En gros, vous créez du chaos, vous créez des réformes qui n’aboutissent pas ou dont les pendants n’arrivent jamais à temps ou sont insuffisants, et vous laissez les autres gérer le problème à votre place. Aujourd’hui, des économistes ont déjà budgété le fait que la réforme du chômage coûtera 100 euros par an à chaque citoyen wallon.

En ce qui concerne les compensations – qui sont du reste l’objet de ce texte –, vos budgets ont été construits sur des hypothèses basses largement contestées par le secteur.
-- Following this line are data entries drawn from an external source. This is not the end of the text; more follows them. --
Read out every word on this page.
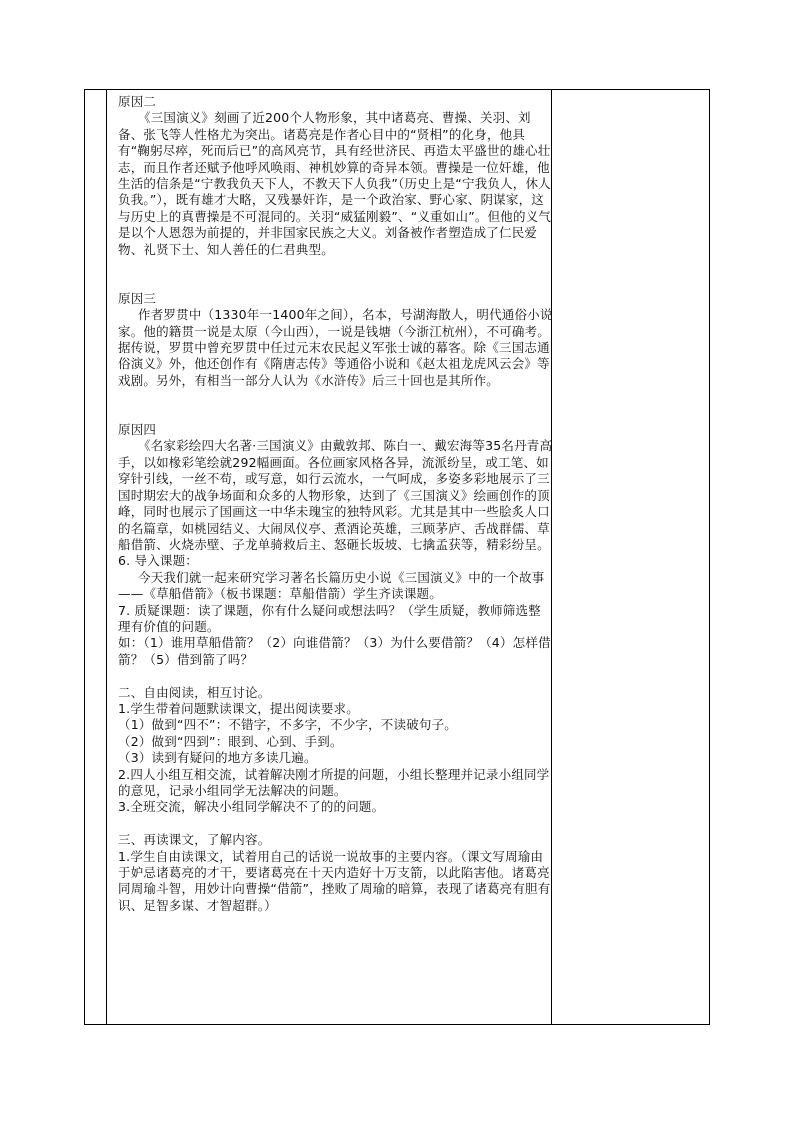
原因二

《三国演义》刻画了近200个人物形象，其中诸葛亮、曹操、关羽、刘备、张飞等人性格尤为突出。诸葛亮是作者心目中的“贤相”的化身，他具有“鞠躬尽瘁，死而后已”的高风亮节，具有经世济民、再造太平盛世的雄心壮志，而且作者还赋予他呼风唤雨、神机妙算的奇异本领。曹操是一位奸雄，他生活的信条是“宁教我负天下人，不教天下人负我”（历史上是“宁我负人，休人负我。”），既有雄才大略，又残暴奸诈，是一个政治家、野心家、阴谋家，这与历史上的真曹操是不可混同的。关羽“威猛刚毅”、“义重如山”。但他的义气是以个人恩怨为前提的，并非国家民族之大义。刘备被作者塑造成了仁民爱物、礼贤下士、知人善任的仁君典型。

原因三

作者罗贯中（1330年一1400年之间），名本，号湖海散人，明代通俗小说家。他的籍贯一说是太原（今山西），一说是钱塘（今浙江杭州），不可确考。据传说，罗贯中曾充罗贯中任过元末农民起义军张士诚的幕客。除《三国志通俗演义》外，他还创作有《隋唐志传》等通俗小说和《赵太祖龙虎风云会》等戏剧。另外，有相当一部分人认为《水浒传》后三十回也是其所作。

原因四

《名家彩绘四大名著·三国演义》由戴敦邦、陈白一、戴宏海等35名丹青高手，以如椽彩笔绘就292幅画面。各位画家风格各异，流派纷呈，或工笔、如穿针引线，一丝不苟，或写意，如行云流水，一气呵成，多姿多彩地展示了三国时期宏大的战争场面和众多的人物形象，达到了《三国演义》绘画创作的顶峰，同时也展示了国画这一中华未瑰宝的独特风彩。尤其是其中一些脍炙人口的名篇章，如桃园结义、大闹凤仪亭、煮酒论英雄，三顾茅庐、舌战群儒、草船借箭、火烧赤壁、子龙单骑救后主、怒砸长坂坡、七擒孟获等，精彩纷呈。

6. 导入课题：

今天我们就一起来研究学习著名长篇历史小说《三国演义》中的一个故事——《草船借箭》（板书课题：草船借箭）学生齐读课题。

7. 质疑课题：读了课题，你有什么疑问或想法吗？（学生质疑，教师筛选整理有价值的问题。

如：（1）谁用草船借箭？（2）向谁借箭？（3）为什么要借箭？（4）怎样借箭？（5）借到箭了吗？

二、自由阅读，相互讨论。

1.学生带着问题默读课文，提出阅读要求。

（1）做到“四不”：不错字，不多字，不少字，不读破句子。

（2）做到“四到”：眼到、心到、手到。

（3）读到有疑问的地方多读几遍。

2.四人小组互相交流，试着解决刚才所提的问题，小组长整理并记录小组同学的意见，记录小组同学无法解决的问题。

3.全班交流，解决小组同学解决不了的的问题。

三、再读课文，了解内容。

1.学生自由读课文，试着用自己的话说一说故事的主要内容。（课文写周瑜由于妒忌诸葛亮的才干，要诸葛亮在十天内造好十万支箭，以此陷害他。诸葛亮同周瑜斗智，用妙计向曹操“借箭”，挫败了周瑜的暗算，表现了诸葛亮有胆有识、足智多谋、才智超群。）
Vous estimez en effet que seul un tiers des exclus du chômage se rendront au CPAS. Or, d’une part, ce public pourrait largement dépasser les 30 % en fonction de la commune et, d’autre part, vous ne tenez aucun compte dans vos calculs du coût de toutes les démarches administratives engendrées par les personnes qui se seront rendues dans les CPAS mais n’auront pu obtenir un revenu de remplacement.

La Fédération des CPAS chiffre à plus de 570 millions d’euros la part qui restera à charge des communes d’ici 2029 au-delà de la compensation fédérale, d’autant plus que cette compensation diminuera d’un quart au bout de trois ans.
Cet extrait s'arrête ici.